Bankrupt kimono seller who went under owing an estimated US$10 million jailed for fraud in Japan
- The sudden closure of Harenohi in January left some 2,000 women without formal attire for their once-in-a-lifetime ’coming-of-age’ ceremony
The former head of a bankrupt kimono rental firm was sentenced to 30 months in prison on Wednesday for swindling banks out of money to keep his failing business running.
Yoichiro Shinozaki, 56, of the now-defunct Harenohi, was convicted of defrauding about 65 million yen ($578,600) from two banks in September 2016 by presenting padded earnings reports. The sudden closure of his business left some 2,000 women without formal attire for their once-in-a-lifetime event.
In Japan, many women wear lavish furisode kimono, often costing several hundred thousand yen if bought, to mark the day when municipalities hold ceremonies for new 20-year-olds around Coming-of-Age Day, on the second Monday of January.
The accused “went way over the line as a business manager,” Presiding Judge Hidetaka Watanabe said in handing down the ruling at the Yokohama District Court. “His actions deserve strong condemnation because he selfishly ordered an accounting officer to tamper with documents in order to keep running the company.”
The defendant defrauded the banks with no intention to pay back the loans and padded the earnings reports to cover up the fact that his company was actually loss-making, according to the ruling.
According to a bankruptcy administrator, Harenohi went under owing an estimated 1.09 billion yen (US $9.7 million), 345 million yen (US$3 million) of which was from customers.
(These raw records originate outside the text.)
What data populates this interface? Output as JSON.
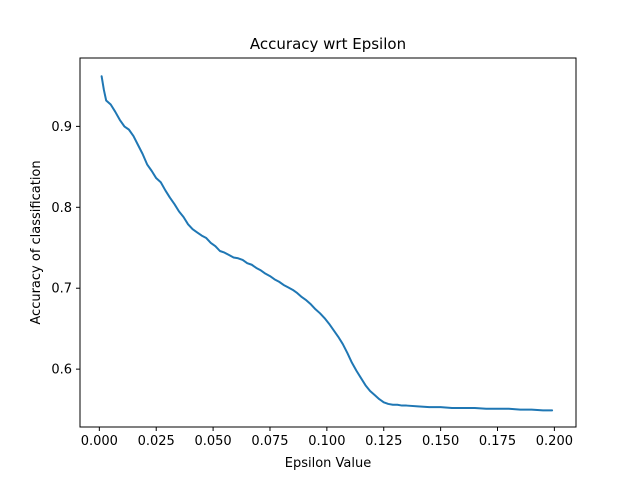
{
  "chart_data": {
    "type": "line",
    "title": "Accuracy wrt Epsilon",
    "xlabel": "Epsilon Value",
    "ylabel": "Accuracy of classification",
    "xlim": [
      -0.0085,
      0.2095
    ],
    "ylim": [
      0.5285,
      0.9845
    ],
    "grid": false,
    "xticks": [
      0.0,
      0.025,
      0.05,
      0.075,
      0.1,
      0.125,
      0.15,
      0.175,
      0.2
    ],
    "xtick_labels": [
      "0.000",
      "0.025",
      "0.050",
      "0.075",
      "0.100",
      "0.125",
      "0.150",
      "0.175",
      "0.200"
    ],
    "yticks": [
      0.6,
      0.7,
      0.8,
      0.9
    ],
    "ytick_labels": [
      "0.6",
      "0.7",
      "0.8",
      "0.9"
    ],
    "series": [
      {
        "color": "#1f77b4",
        "x": [
          0.001,
          0.002,
          0.003,
          0.005,
          0.007,
          0.009,
          0.011,
          0.013,
          0.015,
          0.017,
          0.019,
          0.021,
          0.023,
          0.025,
          0.027,
          0.029,
          0.031,
          0.033,
          0.035,
          0.037,
          0.039,
          0.041,
          0.043,
          0.045,
          0.047,
          0.049,
          0.051,
          0.053,
          0.055,
          0.057,
          0.059,
          0.061,
          0.063,
          0.065,
          0.067,
          0.069,
          0.071,
          0.073,
          0.075,
          0.077,
          0.079,
          0.081,
          0.083,
          0.085,
          0.087,
          0.089,
          0.091,
          0.093,
          0.095,
          0.097,
          0.099,
          0.101,
          0.103,
          0.105,
          0.107,
          0.109,
          0.111,
          0.113,
          0.115,
          0.117,
          0.119,
          0.121,
          0.123,
          0.125,
          0.127,
          0.129,
          0.131,
          0.133,
          0.135,
          0.14,
          0.145,
          0.15,
          0.155,
          0.16,
          0.165,
          0.17,
          0.175,
          0.18,
          0.185,
          0.19,
          0.195,
          0.199
        ],
        "y": [
          0.962,
          0.945,
          0.932,
          0.927,
          0.918,
          0.908,
          0.9,
          0.896,
          0.888,
          0.877,
          0.866,
          0.853,
          0.845,
          0.836,
          0.831,
          0.821,
          0.812,
          0.804,
          0.795,
          0.788,
          0.779,
          0.773,
          0.769,
          0.765,
          0.762,
          0.756,
          0.752,
          0.746,
          0.744,
          0.741,
          0.738,
          0.737,
          0.735,
          0.731,
          0.729,
          0.725,
          0.722,
          0.718,
          0.715,
          0.711,
          0.708,
          0.704,
          0.701,
          0.698,
          0.694,
          0.689,
          0.685,
          0.68,
          0.674,
          0.669,
          0.663,
          0.656,
          0.648,
          0.64,
          0.631,
          0.62,
          0.608,
          0.598,
          0.589,
          0.58,
          0.573,
          0.568,
          0.563,
          0.559,
          0.557,
          0.556,
          0.556,
          0.555,
          0.555,
          0.554,
          0.553,
          0.553,
          0.552,
          0.552,
          0.552,
          0.551,
          0.551,
          0.551,
          0.55,
          0.55,
          0.549,
          0.549
        ]
      }
    ]
  }
}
Most of the debt has not been repaid, the ruling said.
Chieko Takaya, a 50-year-old from Yokohama whose eldest daughter planned to wear one of the firm’s traditional garments said, “During his 30-month prison term, I want him to reflect on his actions that caused damage to new 20-year-olds, with which he was not charged this time.”
During the trial, prosecutors had sought a five-year prison term for what they described as a premeditated crime. But the defence counsel had demanded a suspended sentence claiming that Shinozaki wanted deep inside to rent out kimono to women taking part in the event. He has admitted to swindling the money.
The district court said the jail term for Shinozaki was shorter than demanded by the prosecutors as he has apologised to those troubled by the sudden shutdown of his business.
Shinozaki said during the trial, “I did something that I cannot make up for during my lifetime. I deeply regret it. I am very sorry.”
“I do not feel his sincerity even though he apologised after all this time,” said the 46-year-old mother of a woman who could not rent a kimono. “We will remember that sorrow every year around the time of Coming-of-Age Day. I want the defendant to never forget that we are feeling this way.”
Harenohi’s abrupt closure before the celebratory occasion on January 8 caused a furore among numerous female clients in the Hachioji area of Tokyo and Yokohama, Kanagawa prefecture. But the company has not been charged for the financial damage inflicted on the customers.
Police initially sought to charge the firm with customer fraud but gave up after finding it had been preparing kimono even as its business was deteriorating.